We cannot determine the precise reasons why the trial court denied appellants' motion for trial preference because transcripts of the August 10 and August 13 hearings are not a part of this record.

However, it is obvious the trial judge gave appellants every opportunity to justify granting the motion by continuing the first hearing and inviting appellants to submit supplemental papers to augment the deficient moving papers filed prior to the first hearing.

 Appellants' failure to initiate discovery during the five-year period, their failure to give notice of the trial setting conference, their failure to restore the case to the civil active list in the ten months following its removal, their failure to submit the invited supplemental moving papers and the prejudice to respondent that resulted from appellants' delays are, taken together, more than sufficient justification for the denial of appellants' motion.

Appellants also attempt to rely on Vogelsang v. Owl Trucking Co. (1974) 40 Cal.App.3d 1068, 115 Cal.Rptr. 666 in which we found denial of a motion to specially set 46 days before the expiration of the five-year period to be an abuse of discretion.   However, in Vogelsang all discovery was complete except for defendant's medical examination of plaintiff and the issue was whether the case was ready for trial when no pretrial conference had been conducted.   We held that the action was in essentially the same stage of preparation as in the Weeks case because the parties had not requested a pretrial conference.

Appellants situation is entirely different.   They made no showing of readiness for trial notwithstanding the trial court's granting of a new hearing to enable them to do so.

 Moreover, since the transcript of the hearing of the particular motion here is not part of the record before us, we must presume the trial court's action was proper.  “ ‘A judgment or order of the lower court is presumed correct.   All intendments and presumptions are indulged to support it on matters as to which the record is silent, and error must be affirmatively shown.’ ”  (Denham v. Superior Court (1970) 2 Cal.3d 557, 564, 86 Cal.Rptr. 65, 468 P.2d 193.
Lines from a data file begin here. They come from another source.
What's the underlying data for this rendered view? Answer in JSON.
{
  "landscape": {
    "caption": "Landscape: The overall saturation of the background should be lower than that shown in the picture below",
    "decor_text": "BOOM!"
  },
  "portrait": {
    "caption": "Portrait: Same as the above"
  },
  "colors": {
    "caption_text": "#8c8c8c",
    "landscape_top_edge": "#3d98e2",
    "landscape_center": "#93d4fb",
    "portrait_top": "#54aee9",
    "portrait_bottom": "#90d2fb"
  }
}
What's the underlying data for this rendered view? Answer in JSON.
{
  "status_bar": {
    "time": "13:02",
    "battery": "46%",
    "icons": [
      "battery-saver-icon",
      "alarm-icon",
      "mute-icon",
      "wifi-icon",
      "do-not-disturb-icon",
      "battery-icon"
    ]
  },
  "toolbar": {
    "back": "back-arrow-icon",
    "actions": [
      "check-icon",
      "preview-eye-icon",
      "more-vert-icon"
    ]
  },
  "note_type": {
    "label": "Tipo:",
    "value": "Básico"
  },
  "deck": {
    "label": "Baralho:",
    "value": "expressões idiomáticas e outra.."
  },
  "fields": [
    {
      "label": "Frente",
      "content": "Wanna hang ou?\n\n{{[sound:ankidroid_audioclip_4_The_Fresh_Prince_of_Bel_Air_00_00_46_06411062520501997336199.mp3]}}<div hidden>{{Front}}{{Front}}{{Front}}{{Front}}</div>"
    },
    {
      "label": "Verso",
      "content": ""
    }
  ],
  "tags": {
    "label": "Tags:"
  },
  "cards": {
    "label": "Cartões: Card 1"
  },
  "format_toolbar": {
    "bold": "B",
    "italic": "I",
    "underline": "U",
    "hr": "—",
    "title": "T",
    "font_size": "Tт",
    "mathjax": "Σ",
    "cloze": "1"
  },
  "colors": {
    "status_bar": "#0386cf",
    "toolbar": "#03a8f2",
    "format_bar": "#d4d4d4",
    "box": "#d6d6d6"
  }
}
The orders under review are affirmed.

FOOTNOTES

1.   Former Code of Civil Procedure section 583, subdivision (b), applicable at the time of this action, provided in relevant part:  “Any action ․ shall be dismissed by the court ․ unless such action is brought to trial within five years after the plaintiff has filed his action․”

2.   Former Code of Civil Procedure section 583, subdivision (a), applicable at the time of this action, provided in relevant part:  “The court, in its discretion, may dismiss an action for want of prosecution pursuant to this subdivision if it is not brought to trial within two years after it was filed.”

3.   Even if we were to agree with the Campanella decision, which we do not, we are unauthorized to overrule our own Karubian decision, a hearing thereof having been denied by the California Supreme Court.   “ ‘[W]hen the precise question of law has been decided by a District Court of Appeal and the Supreme Court has denied a hearing, such decision will be followed as settling the law in the absence of a later decision of the Supreme Court overruling or modifying the prior case.’ ”  (Estate of Brissel (1963) 218 Cal.App.2d 841, 844, 32 Cal.Rptr. 458, citing Housing Authority v. Peters (1953) 120 Cal.App.2d 615, 616, 261 P.2d 561.)   Unlike Karubian, no petition for hearing [now review] was requested in Campanella.   Thus it remains to be seen whether the imprimitur of the Supreme Court will remain upon our view expressed in Karubian or will be changed and placed upon the view expressed in Campanella.

BEACH, Associate Justice.

COMPTON, Acting P.J., and GATES, J., concur.